Babası da ünlü bir siyasetçi olan sir Winston Leonard Spencer Churchill, tam altmış yıl İngiliz siyaset hayatında yer almış, iki dünya savaşında da önemli görevler yüklenmiş, özellikle İkinci Dünya Savaşı’nın kazanılmasında önemli rol oynamıştır.Churchill okulda parlak bir öğrenci değildi. Ama giriştiği bütün işlerde kendini göstermesini bildi. Büyük gazetelerde savaş muhabirliği yaptı; Güney Afrika’da Boer Savaşı sırasında esir düştüyse de kaçmayı başardı (1899).

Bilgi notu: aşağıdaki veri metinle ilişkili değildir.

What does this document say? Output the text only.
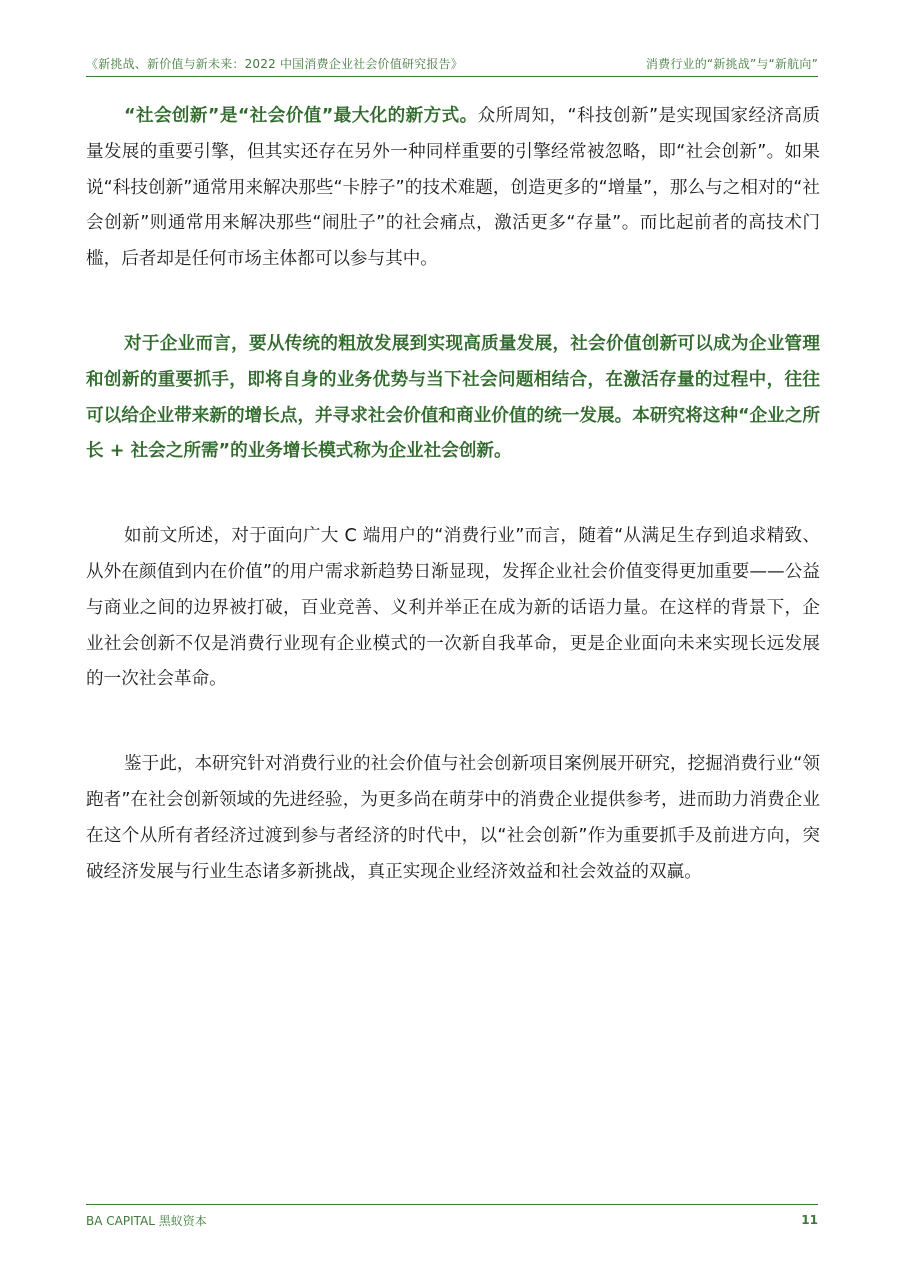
《新挑战、新价值与新未来：2022 中国消费企业社会价值研究报告》	消费行业的“新挑战”与“新航向”

“社会创新”是“社会价值”最大化的新方式。众所周知，“科技创新”是实现国家经济高质量发展的重要引擎，但其实还存在另外一种同样重要的引擎经常被忽略，即“社会创新”。如果说“科技创新”通常用来解决那些“卡脖子”的技术难题，创造更多的“增量”，那么与之相对的“社会创新”则通常用来解决那些“闹肚子”的社会痛点，激活更多“存量”。而比起前者的高技术门槛，后者却是任何市场主体都可以参与其中。

对于企业而言，要从传统的粗放发展到实现高质量发展，社会价值创新可以成为企业管理和创新的重要抓手，即将自身的业务优势与当下社会问题相结合，在激活存量的过程中，往往可以给企业带来新的增长点，并寻求社会价值和商业价值的统一发展。本研究将这种“企业之所长 + 社会之所需”的业务增长模式称为企业社会创新。

如前文所述，对于面向广大 C 端用户的“消费行业”而言，随着“从满足生存到追求精致、从外在颜值到内在价值”的用户需求新趋势日渐显现，发挥企业社会价值变得更加重要——公益与商业之间的边界被打破，百业竞善、义利并举正在成为新的话语力量。在这样的背景下，企业社会创新不仅是消费行业现有企业模式的一次新自我革命，更是企业面向未来实现长远发展的一次社会革命。

鉴于此，本研究针对消费行业的社会价值与社会创新项目案例展开研究，挖掘消费行业“领跑者”在社会创新领域的先进经验，为更多尚在萌芽中的消费企业提供参考，进而助力消费企业在这个从所有者经济过渡到参与者经济的时代中，以“社会创新”作为重要抓手及前进方向，突破经济发展与行业生态诸多新挑战，真正实现企业经济效益和社会效益的双赢。

BA CAPITAL 黑蚁资本	11
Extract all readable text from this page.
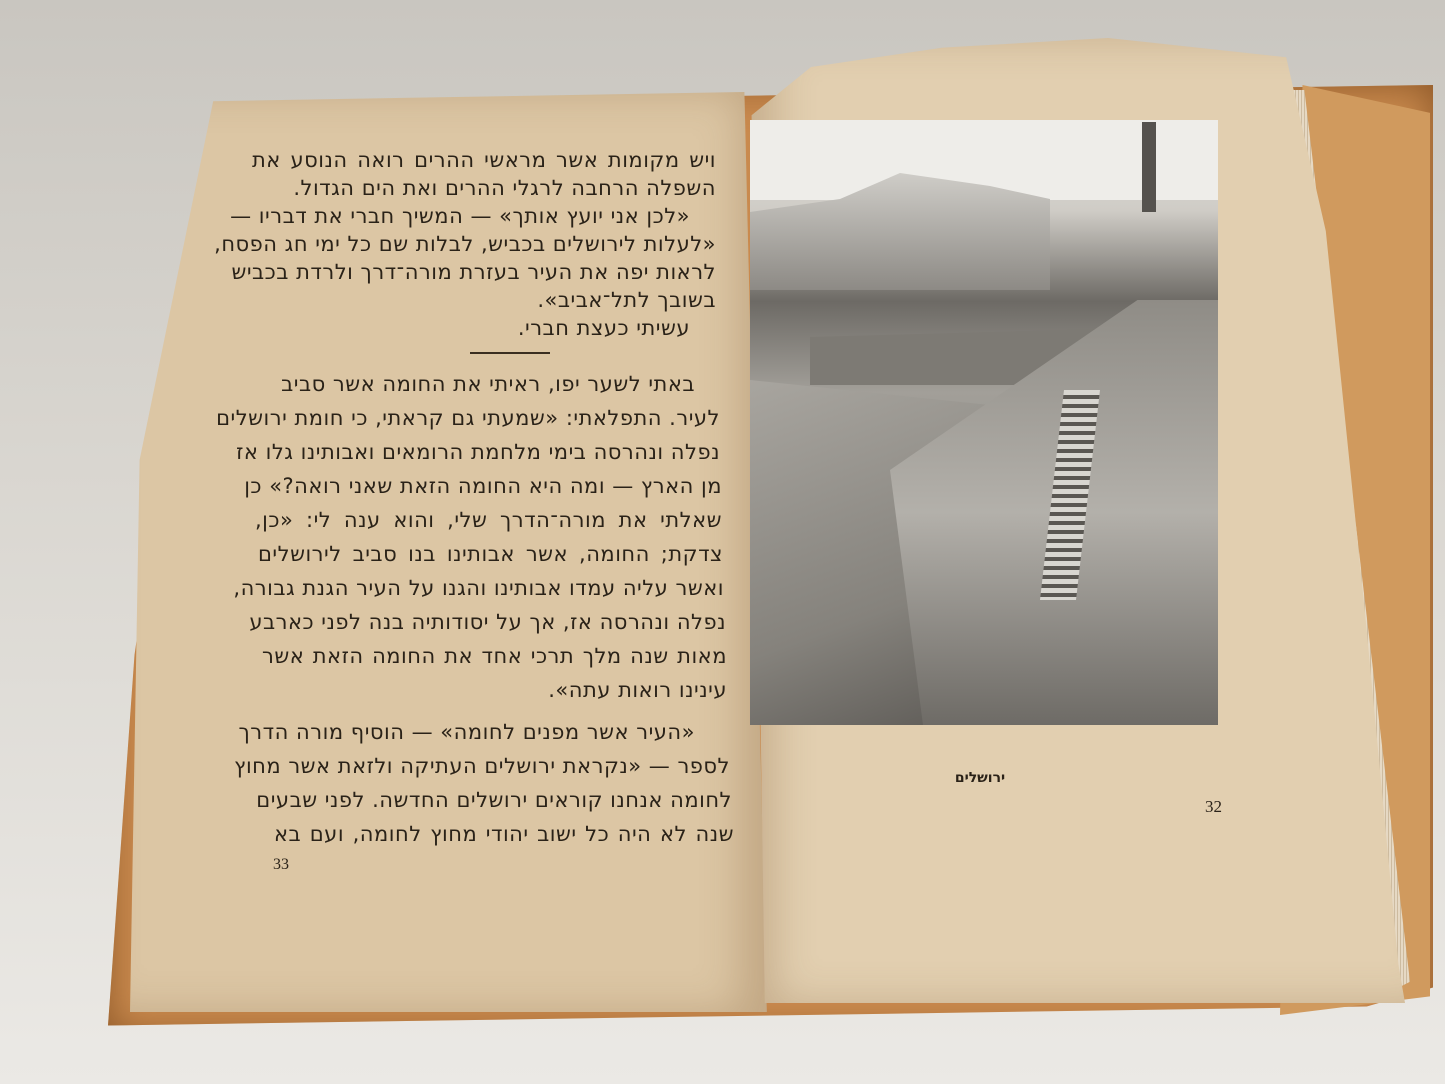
ויש מקומות אשר מראשי ההרים רואה הנוסע את
השפלה הרחבה לרגלי ההרים ואת הים הגדול.
«לכן אני יועץ אותך» — המשיך חברי את דבריו —
«לעלות לירושלים בכביש, לבלות שם כל ימי חג הפסח,
לראות יפה את העיר בעזרת מורה־דרך ולרדת בכביש
בשובך לתל־אביב».
עשיתי כעצת חברי.
באתי לשער יפו, ראיתי את החומה אשר סביב
לעיר. התפלאתי: «שמעתי גם קראתי, כי חומת ירושלים
נפלה ונהרסה בימי מלחמת הרומאים ואבותינו גלו אז
מן הארץ — ומה היא החומה הזאת שאני רואה?» כן
שאלתי את מורה־הדרך שלי, והוא ענה לי: «כן,
צדקת; החומה, אשר אבותינו בנו סביב לירושלים
ואשר עליה עמדו אבותינו והגנו על העיר הגנת גבורה,
נפלה ונהרסה אז, אך על יסודותיה בנה לפני כארבע
מאות שנה מלך תרכי אחד את החומה הזאת אשר
עינינו רואות עתה».
«העיר אשר מפנים לחומה» — הוסיף מורה הדרך
לספר — «נקראת ירושלים העתיקה ולזאת אשר מחוץ
לחומה אנחנו קוראים ירושלים החדשה. לפני שבעים
שנה לא היה כל ישוב יהודי מחוץ לחומה, ועם בא
33
ירושלים
32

Muhafazakâr Parti’den milletvekili seçilerek Avam Kamarası’na girdi, daha sonra Liberal Parti’ye geçti. Sömürgeler Bakanlığı müsteşarı (1905), ticaret (1908), içişleri (1910) ve bahriye bakanı (1911) oldu.
1914’te savaş çıktığı zaman İngiliz donanması onun çalışmaları sayesinde hazır bir durumdaydı. 1915’te Rusya’ya yardım için Osmanlı İmparatorluğu’na karşı Çanakkale Boğazı’nın zorlanmasını öne sürdü. Çanakkale Savaşları Türk ordusunun kahramanca direnmesi sonucunda başarısızlıkla sonuçlandı ve Churchill bakanlıktan düştü. Ama çok geçmeden yeniden hükümete girdi. Cephane (1917), harbiye (1918) ve maliye (1924) bakanlıklarında bulundu. İktisadî kriz üzerine 1929’da hükümetten ayrıldı ve totaliter rejimlere taviz verilmesine karşı çıktı.
1940’ta başbakan olan Churchill ilerlemiş yaşına rağmen güç günlerin adamı olduğunu gösterdi. İlk nutkunda İngiliz halkına «yalnız kan, acı, ter ve gözyaşı» vaat edebileceğini söyledi. Ama ne pahasına olursa olsun zaferin kazanılacağını belirtti ve iki parmağını açarak yaptığı ünlü V işareti ile bunu simgeledi. İngiltere, Amerika, Fransa ve Sovyetler Birliği arasında işbirliği sağlanmasında ve Alman ve İtalyan faşizminin yenilgiye uğratılmasında önemli rol oynadı. Ama 1945’te İşçi Partisi’nin seçimleri kazanması üzerine iktidardan düştü ve 1955’te siyaset hayatından çekildi.